Gout is a form of arthritis that occurs when urate crystals, which can form when someone’s blood has high levels of uric acid, form and deposit in joints. When these crystals form in the kidneys, they can create kidney stones.
So, what about urinary tract infections?…
6. Urinary Tract Infection (UTI)
Gout is associated with a higher risk of kidney stones. UTIs, though, can directly cause them, specifically a variety called struvite stones.
Because UTIs are infections of the urinary tract, someone with a UTI can expect plenty of bad bacteria in this region. Now, struvite is a combination of minerals that are created by (often UTI-causing) bacteria in this tract. In other words, UTI-causing bacteria result in reactions that cause struvites (aka, struvite kidney stones) to form in the kidneys.

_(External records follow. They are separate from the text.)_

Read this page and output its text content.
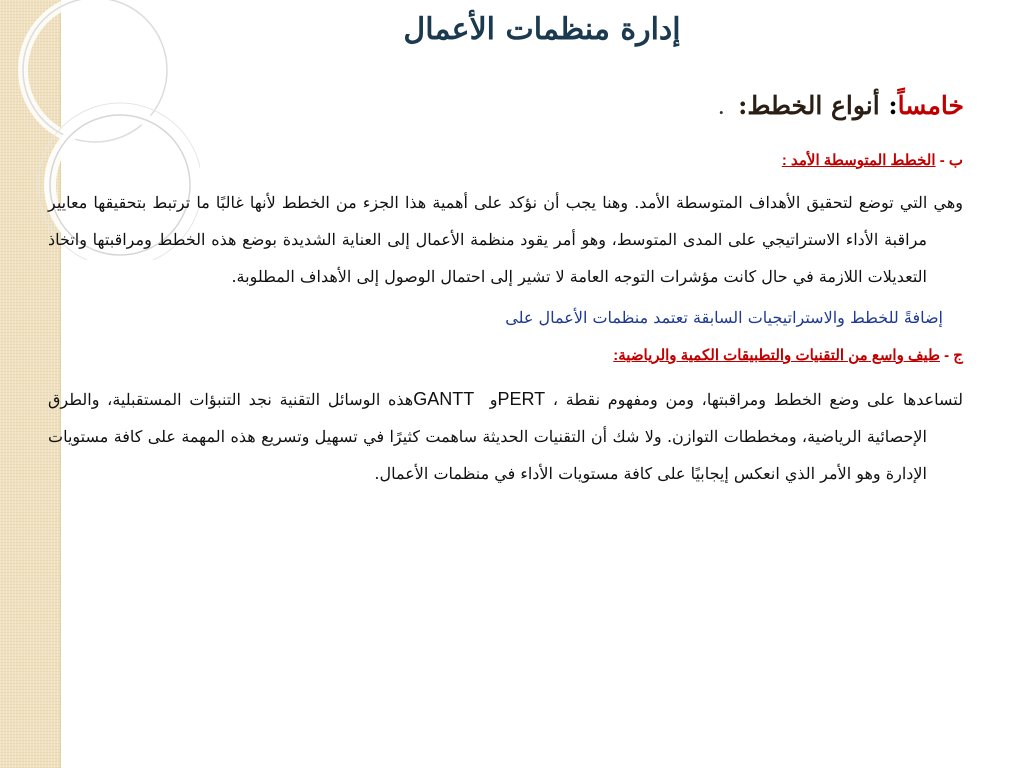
إدارة منظمات الأعمال
خامساً: أنواع الخطط:.
ب - الخطط المتوسطة الأمد :

وهي التي توضع لتحقيق الأهداف المتوسطة الأمد. وهنا يجب أن نؤكد على أهمية هذا الجزء من الخطط لأنها غالبًا ما ترتبط بتحقيقها معايير مراقبة الأداء الاستراتيجي على المدى المتوسط، وهو أمر يقود منظمة الأعمال إلى العناية الشديدة بوضع هذه الخطط ومراقبتها واتخاذ التعديلات اللازمة في حال كانت مؤشرات التوجه العامة لا تشير إلى احتمال الوصول إلى الأهداف المطلوبة.

إضافةً للخطط والاستراتيجيات السابقة تعتمد منظمات الأعمال على
ج - طيف واسع من التقنيات والتطبيقات الكمية والرياضية:

لتساعدها على وضع الخطط ومراقبتها، ومن ومفهوم نقطة ، PERTو  GANTTهذه الوسائل التقنية نجد التنبؤات المستقبلية، والطرق الإحصائية الرياضية، ومخططات التوازن. ولا شك أن التقنيات الحديثة ساهمت كثيرًا في تسهيل وتسريع هذه المهمة على كافة مستويات الإدارة وهو الأمر الذي انعكس إيجابيًا على كافة مستويات الأداء في منظمات الأعمال.
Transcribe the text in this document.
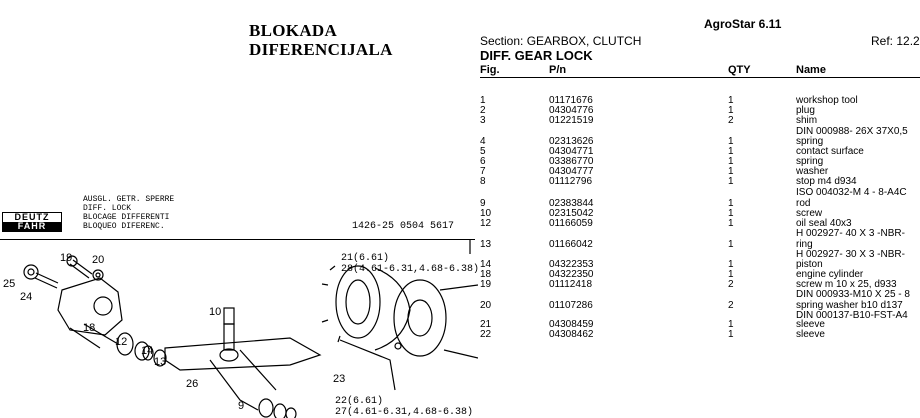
BLOKADA
DIFERENCIJALA
DEUTZ
FAHR
AUSGL. GETR. SPERRE
DIFF. LOCK
BLOCAGE DIFFERENTI
BLOQUEO DIFERENC.	1426-25 0504 5617
19 20
25
24
18
12
14
13
10
26
9
23
21(6.61)
28(4.61-6.31,4.68-6.38)
22(6.61)
27(4.61-6.31,4.68-6.38)
AgroStar 6.11
Section: GEARBOX, CLUTCH	Ref: 12.2
DIFF. GEAR LOCK
Fig.	P/n	QTY	Name
1	01171676	1	workshop tool
2	04304776	1	plug
3	01221519	2	shim
DIN 000988- 26X 37X0,5
4	02313626	1	spring
5	04304771	1	contact surface
6	03386770	1	spring
7	04304777	1	washer
8	01112796	1	stop m4 d934
ISO 004032-M 4 - 8-A4C
9	02383844	1	rod
10	02315042	1	screw
12	01166059	1	oil seal 40x3
H 002927- 40 X 3 -NBR-
13	01166042	1	ring
H 002927- 30 X 3 -NBR-
14	04322353	1	piston
18	04322350	1	engine cylinder
19	01112418	2	screw m 10 x 25, d933
DIN 000933-M10 X 25 - 8
20	01107286	2	spring washer b10 d137
DIN 000137-B10-FST-A4
21	04308459	1	sleeve
22	04308462	1	sleeve
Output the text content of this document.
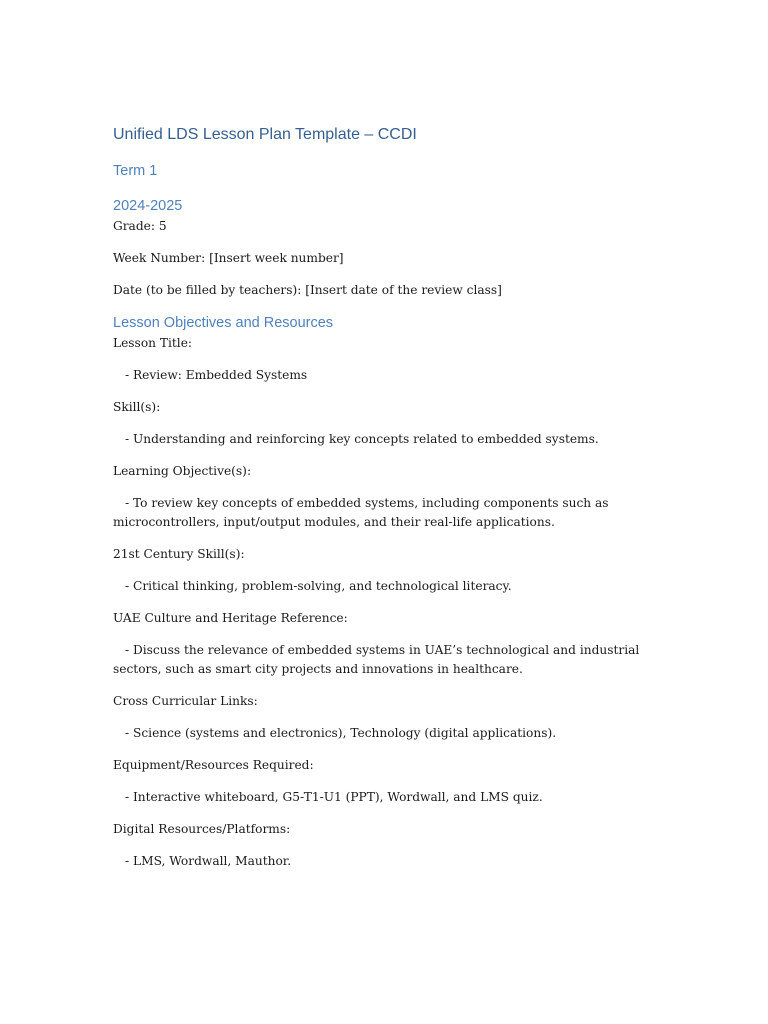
Unified LDS Lesson Plan Template – CCDI
Term 1
2024-2025
Grade: 5
Week Number: [Insert week number]
Date (to be filled by teachers): [Insert date of the review class]
Lesson Objectives and Resources
Lesson Title:
- Review: Embedded Systems
Skill(s):
- Understanding and reinforcing key concepts related to embedded systems.
Learning Objective(s):
- To review key concepts of embedded systems, including components such as microcontrollers, input/output modules, and their real-life applications.
21st Century Skill(s):
- Critical thinking, problem-solving, and technological literacy.
UAE Culture and Heritage Reference:
- Discuss the relevance of embedded systems in UAE’s technological and industrial sectors, such as smart city projects and innovations in healthcare.
Cross Curricular Links:
- Science (systems and electronics), Technology (digital applications).
Equipment/Resources Required:
- Interactive whiteboard, G5-T1-U1 (PPT), Wordwall, and LMS quiz.
Digital Resources/Platforms:
- LMS, Wordwall, Mauthor.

As far as diet goes, the following can impact your chances of getting kidney stones…
7. Not Getting Enough Calcium
It may come as a shock that not getting enough calcium can lead to kidney stones when calcium oxalate stones are the most common kinds of kidney stones. Calcium + oxalate = calcium oxalate stones, right? Not necessarily. This binding results in kidney stones when it occurs in the kidneys. Particularly, it occurs when there are high levels of oxalate. So, taking in too little calcium can mean an excess of oxalate, just ripe for forming kidney stones.
Daily lifestyle choices can directly affect the risk for kidney stones, too. An unhealthy choice that can cause kidney stones? It’s coming right up…
Smoking can damage the body in countless ways, and kidneys are not exempt. This may be due to the fact that smoking does not promote frequent urination, but no research has confirmed the exact link between smoking and the development of kidney stones.
The following habit can also result in kidney stones…
9. Drinking Too Much Alcohol
Because alcohol is a diuretic, meaning it can cause dehydration, it can ultimately lead to the development of kidney stones. And, dehydration is never good when it comes to kidney stones.
After learning about common kidney stone causes, it’s important to keep the following in mind for preventative care…
What to Remember to Reduce the Chances of Developing Kidney Stones
Thankfully, there are ways to avoid and/or manage kidney stones. Such methods include not smoking, drinking plenty of water each day, drinking alcohol in moderation, maintaining a healthy diet, and receiving medical care for all medications, especially gout and UTIs.
If you’re worried you might have kidney stones, it’s important to call your doctor immediately. They will be able to provide proper medical advice on the best treatment for your specific needs.